My hope is to implement this with F# and be able to impress my friends with a new skill set in F# with an implementation of machine learning and potentially something (application / source) I can include in a tech portfolio or blog space;

Thank you for any advice in advance.

Answer

Neil McGuigan picture Neil McGuigan · Apr 22, 2010

I have an MBA, and teach data mining at a top grad school.

The term project this year was to predict stock price movements automatically from news reports. One team had 70% accuracy, on a reasonably small sample, which ain't bad.

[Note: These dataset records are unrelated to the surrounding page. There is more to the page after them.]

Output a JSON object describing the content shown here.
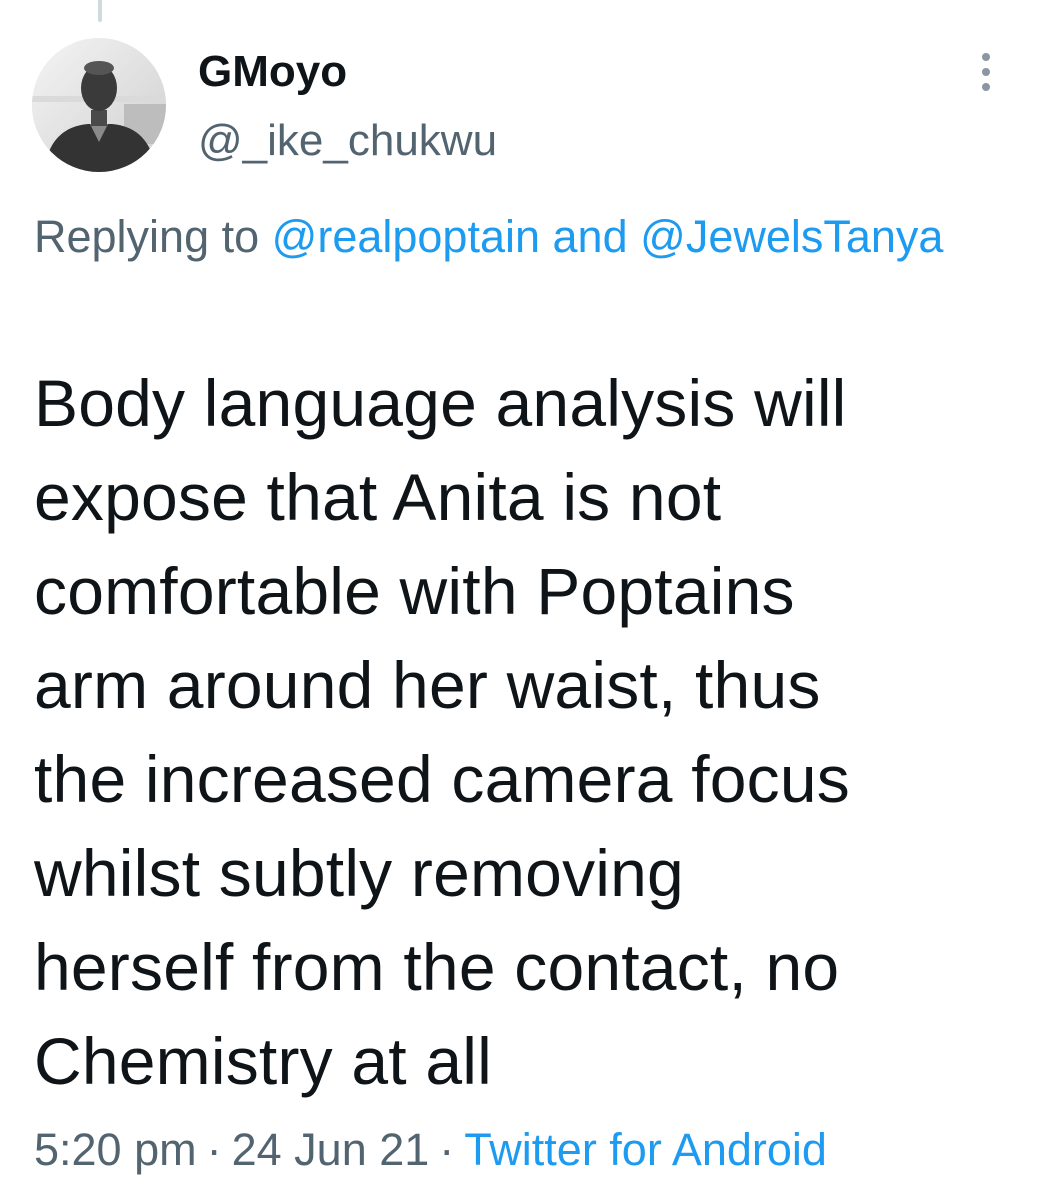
{
  "tweet": {
    "author": {
      "display_name": "GMoyo",
      "handle": "@_ike_chukwu"
    },
    "more_icon": "more-vertical-icon",
    "replying": {
      "prefix": "Replying to",
      "mention_1": "@realpoptain",
      "conjunction": "and",
      "mention_2": "@JewelsTanya"
    },
    "text": "Body language analysis will\nexpose that Anita is not\ncomfortable with Poptains\narm around her waist, thus\nthe increased camera focus\nwhilst subtly removing\nherself from the contact, no\nChemistry at all",
    "meta": {
      "time": "5:20 pm",
      "separator": "·",
      "date": "24 Jun 21",
      "source": "Twitter for Android"
    }
  },
  "colors": {
    "text_primary": "#0f1419",
    "text_secondary": "#536471",
    "link": "#1d9bf0"
  }
}
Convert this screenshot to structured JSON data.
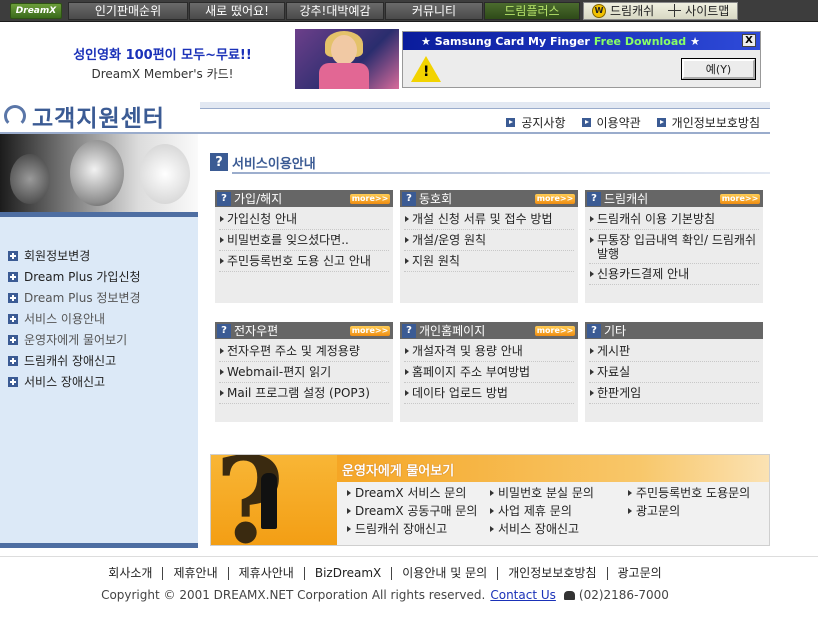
{
  "top_nav": {
    "logo": "DreamX",
    "items": [
      {
        "label": "인기판매순위",
        "width": 88
      },
      {
        "label": "새로 떴어요!",
        "width": 92
      },
      {
        "label": "강추!대박예감",
        "width": 98
      },
      {
        "label": "커뮤니티",
        "width": 98
      },
      {
        "label": "드림플러스",
        "width": 88
      }
    ],
    "right": {
      "cash": "드림캐쉬",
      "sitemap": "사이트맵",
      "cash_icon": "W"
    }
  },
  "promo": {
    "line1": "성인영화 100편이 모두~무료!!",
    "line2": "DreamX Member's 카드!"
  },
  "alert_box": {
    "title_pre": "★ Samsung Card My Finger",
    "title_hl": "Free Download",
    "title_post": "★",
    "close": "X",
    "warn": "!",
    "button": "예(Y)"
  },
  "header": {
    "title": "고객지원센터",
    "links": [
      "공지사항",
      "이용약관",
      "개인정보보호방침"
    ]
  },
  "sidebar": {
    "items": [
      {
        "label": "회원정보변경"
      },
      {
        "label": "Dream Plus 가입신청"
      },
      {
        "label": "Dream Plus 정보변경"
      },
      {
        "label": "서비스 이용안내"
      },
      {
        "label": "운영자에게 물어보기"
      },
      {
        "label": "드림캐쉬 장애신고"
      },
      {
        "label": "서비스 장애신고"
      }
    ]
  },
  "section": {
    "title": "서비스이용안내",
    "more_label": "more>>"
  },
  "categories": [
    {
      "title": "가입/해지",
      "items": [
        "가입신청 안내",
        "비밀번호를 잊으셨다면..",
        "주민등록번호 도용 신고 안내"
      ]
    },
    {
      "title": "동호회",
      "items": [
        "개설 신청 서류 및 접수 방법",
        "개설/운영 원칙",
        "지원 원칙"
      ]
    },
    {
      "title": "드림캐쉬",
      "items": [
        "드림캐쉬 이용 기본방침",
        "무통장 입금내역 확인/ 드림캐쉬 발행",
        "신용카드결제 안내"
      ]
    },
    {
      "title": "전자우편",
      "items": [
        "전자우편 주소 및 계정용량",
        "Webmail-편지 읽기",
        "Mail 프로그램 설정 (POP3)"
      ]
    },
    {
      "title": "개인홈페이지",
      "items": [
        "개설자격 및 용량 안내",
        "홈페이지 주소 부여방법",
        "데이타 업로드 방법"
      ]
    },
    {
      "title": "기타",
      "items": [
        "게시판",
        "자료실",
        "한판게임"
      ]
    }
  ],
  "operator": {
    "title": "운영자에게 물어보기",
    "links": [
      "DreamX 서비스 문의",
      "비밀번호 분실 문의",
      "주민등록번호 도용문의",
      "DreamX 공동구매 문의",
      "사업 제휴 문의",
      "광고문의",
      "드림캐쉬 장애신고",
      "서비스 장애신고"
    ]
  },
  "footer": {
    "links": [
      "회사소개",
      "제휴안내",
      "제휴사안내",
      "BizDreamX",
      "이용안내 및 문의",
      "개인정보보호방침",
      "광고문의"
    ],
    "copyright": "Copyright © 2001 DREAMX.NET Corporation All rights reserved.",
    "contact": "Contact Us",
    "phone": "(02)2186-7000"
  },
  "colors": {
    "accent": "#3b5b94",
    "orange": "#f5a625",
    "sidebar_bg": "#dce9f7",
    "nav_bg": "#3d3d3d"
  }
}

Regarding your question, a lot of companies have made a lot of money on pair trading (find a pair of assets that normally correlate, and buy/sell pair when they diverge). See the writings of Ed Thorpe, of Beat the Dealer. He's accessible and kinda funny, if not curmudgeonly. He ran a good hedge fund for a long time.

There is probably some room in using data mining to predict companies that will default (be unable to make debt payments) and shorting† them, and use the proceeds to buy shares in companies less likely to default. Look into survival analysis. Search Google Scholar for "predict distress" etc in finance journals.

Also, predicting companies that will lose value after an IPO (and shorting them. edit: Facebook!). There are known biases, in academic literature, that can be exploited.

Also, look into capital structure arbitrage. This is when the value of the stocks in a company suggest one valuation, but the value of the bonds or options suggest another value. Buy the cheap asset, short the expensive one.

Techniques include survival analysis, sequence analysis (Hidden Markov Models, Conditional Random Fields, Sequential Association Rules), and classification/regression.

And for the love of God, please read Fooled By Randomness by Taleb.

† shorting a stock usually involves calling your broker (that you have a good relationship with) and borrowing some shares of a company. Then you sell them to some poor bastard. Wait a while, hopefully the price has gone down, you buy some more of the shares and give them back to your broker.